Fluorescence microscopy is a type of optical microscope that uses fluorescence and phosphorescence instead of or in addition to reflection and absorption to study the properties of organic or inorganic substances. Fluorescence is the emission of light from substances that absorb light or other electromagnetic radiation, while phosphorescence is a specific type of photoluminescence related to fluorescence. Unlike fluorescence, a phosphorescent material does not immediately re-emit the radiation it absorbs. Fluorescence microscopy was invented in the early twentieth century by August Kohler, Karl Reichert, and Heinrich Lehmann, among others.
Principles of Fluorescence Microscopy
Most cellular components are colorless and indistinguishable under a microscope. The basic premise of fluorescence microscopy is to stain parts with dyes.
Fluorescent dyes, also known as fluorophores or fluorochromes, are molecules that absorb excitation light at a given wavelength (usually UV). After a short delay, longer wavelength light is emitted. The delay between absorption and emission is negligible, typically on the order of nanoseconds.
Emission light can then be filtered from excitation light to reveal the location of the fluorophore.
Fluorescence microscopes use much higher intensity light to illuminate the sample. This light excites fluorescent substances in the sample, which then emit light at longer wavelengths.
The resulting image is based on the emission wavelength of the secondary light source or fluorophore, rather than from the light originally used to illuminate and excite the sample.
Working with Fluorescence Microscopy
Light at the excitation wavelength is focused on the specimen through the objective lens. The fluorescence emitted by the specimen is focused on the detector through the objective lens. Since most of the excitation light is transmitted through the sample, only the reflected excitation light reaches the objective along with the emitted light.
Fluorescence microscopy imaging modality
“Fluorescence microscope” refers to any microscope that uses fluorescence to generate images, whether it is a simpler setup like an epifluorescence microscope, or a more complex design like a confocal microscope, which uses optical sectioning for better resolution Fluorescence image.
Most fluorescence microscopes used are epifluorescence microscopes, in which the excitation of fluorophores and detection of fluorescence is accomplished through the same optical path (i.e. through the objective lens).

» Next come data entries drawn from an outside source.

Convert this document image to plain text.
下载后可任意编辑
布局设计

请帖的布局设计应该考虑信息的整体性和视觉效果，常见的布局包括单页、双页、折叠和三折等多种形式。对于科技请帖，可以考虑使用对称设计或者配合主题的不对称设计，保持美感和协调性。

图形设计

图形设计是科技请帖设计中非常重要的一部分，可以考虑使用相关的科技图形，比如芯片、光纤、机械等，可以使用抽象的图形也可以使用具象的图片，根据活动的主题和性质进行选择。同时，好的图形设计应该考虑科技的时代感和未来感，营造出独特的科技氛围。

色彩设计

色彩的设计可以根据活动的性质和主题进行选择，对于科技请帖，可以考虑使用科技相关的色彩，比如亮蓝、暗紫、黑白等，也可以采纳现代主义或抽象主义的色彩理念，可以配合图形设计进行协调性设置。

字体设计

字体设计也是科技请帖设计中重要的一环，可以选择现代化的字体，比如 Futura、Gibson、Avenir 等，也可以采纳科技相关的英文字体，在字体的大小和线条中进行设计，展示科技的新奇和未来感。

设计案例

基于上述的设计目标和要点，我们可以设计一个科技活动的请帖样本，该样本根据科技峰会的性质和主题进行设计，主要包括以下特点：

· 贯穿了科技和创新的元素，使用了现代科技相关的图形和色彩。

The components of a fluorescence microscope
a fluorescence microscope consists of Fluorescent dyes (fluorophores), a light source, dichroic mirror, Launch filter
Fluorescent dyes (fluorophores)
A fluorophore is a fluorescent compound that re-emits light when excited by light.

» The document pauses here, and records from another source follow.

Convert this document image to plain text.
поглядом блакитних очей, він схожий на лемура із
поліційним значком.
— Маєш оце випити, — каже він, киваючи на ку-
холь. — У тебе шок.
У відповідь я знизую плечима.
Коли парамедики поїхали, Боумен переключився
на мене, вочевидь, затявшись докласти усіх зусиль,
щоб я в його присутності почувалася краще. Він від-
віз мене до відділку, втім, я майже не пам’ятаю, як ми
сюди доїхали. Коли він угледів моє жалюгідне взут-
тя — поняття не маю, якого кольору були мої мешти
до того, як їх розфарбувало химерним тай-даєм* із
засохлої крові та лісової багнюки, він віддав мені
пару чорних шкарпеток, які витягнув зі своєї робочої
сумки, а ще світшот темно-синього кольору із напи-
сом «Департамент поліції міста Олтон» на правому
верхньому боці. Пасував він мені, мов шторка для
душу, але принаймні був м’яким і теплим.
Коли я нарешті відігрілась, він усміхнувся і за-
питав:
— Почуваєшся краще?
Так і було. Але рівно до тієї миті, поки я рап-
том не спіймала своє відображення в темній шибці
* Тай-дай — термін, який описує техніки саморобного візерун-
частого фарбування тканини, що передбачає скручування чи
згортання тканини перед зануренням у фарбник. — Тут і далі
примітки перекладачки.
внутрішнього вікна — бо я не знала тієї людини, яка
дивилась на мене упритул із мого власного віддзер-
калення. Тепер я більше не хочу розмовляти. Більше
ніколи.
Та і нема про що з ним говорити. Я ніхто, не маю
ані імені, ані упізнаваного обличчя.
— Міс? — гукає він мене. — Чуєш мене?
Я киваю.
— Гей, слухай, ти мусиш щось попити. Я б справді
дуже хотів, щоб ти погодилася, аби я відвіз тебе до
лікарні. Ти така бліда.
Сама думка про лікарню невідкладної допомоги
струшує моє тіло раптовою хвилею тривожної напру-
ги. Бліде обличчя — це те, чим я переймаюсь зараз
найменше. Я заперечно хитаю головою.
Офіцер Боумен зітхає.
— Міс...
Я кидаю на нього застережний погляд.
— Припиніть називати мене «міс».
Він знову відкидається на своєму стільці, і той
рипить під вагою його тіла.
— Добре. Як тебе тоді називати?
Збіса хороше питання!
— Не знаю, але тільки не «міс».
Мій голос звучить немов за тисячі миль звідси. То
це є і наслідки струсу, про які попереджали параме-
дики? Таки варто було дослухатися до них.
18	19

Fluorophores usually contain several combined aromatic groups or are planar or cyclic molecules with multiple π-bonds.
Many fluorescent dyes are designed for a range of biomolecules.
Some of these are small molecules that are inherently fluorescent and bind biomolecules of interest. Prime examples of these are nucleic acid stains such as DAPI and Hoechst, and phalloidin for staining actin fibers in mammalian cells.
A light source
Four main types of light sources are used, including xenon arc lamps or mercury vapor lamps with excitation filters, lasers, and high-power LEDs.
Lasers are mainly used in complex fluorescence microscopy techniques, while xenon lamps, mercury lamps, and LEDs with dichroic excitation filters are often used in widefield epi-fluorescence microscopy.
Excitation filter
Exciters are typically bandpass filters that pass only the wavelengths absorbed by the fluorophore, thereby minimizing excitation from other sources of fluorescence and blocking excitation light in the fluorescence emission band.
Dichroic mirror
A dichroic filter, or thin film filter, is a very precise color filter used to selectively pass light from a small range of colors while reflecting other colors.
Launch filter
The emitter is usually a bandpass filter that only passes the wavelength emitted by the fluorophore and blocks all unwanted light outside that band—especially excitation light.
Filters ensure the darkest possible background by blocking unwanted excitation energy (including UV and IR) or sample and system autofluorescence.
Applications of Fluorescence Microscopy
Identify structures in fixed and living biological samples.
Fluorescence microscopy is a common tool in life science research today as it allows the use of multicolor staining, labeling of structures within cells, and measurement of the physiological state of cells.
Advantages of Fluorescence Microscope
Fluorescence microscopy is the most popular method for studying the dynamic behavior exhibited in live-cell imaging.
This stems from its ability to isolate individual proteins with a high degree of specificity amidst non-fluorescing material.
The sensitivity is high enough to detect as few as 50 molecules per cubic micrometer.
Different molecules can now be stained with different colors, allowing multiple types of molecules to be tracked simultaneously.
These factors combine to give fluorescence microscopy a clear advantage over other optical imaging techniques, for both in vitro and in vivo imaging.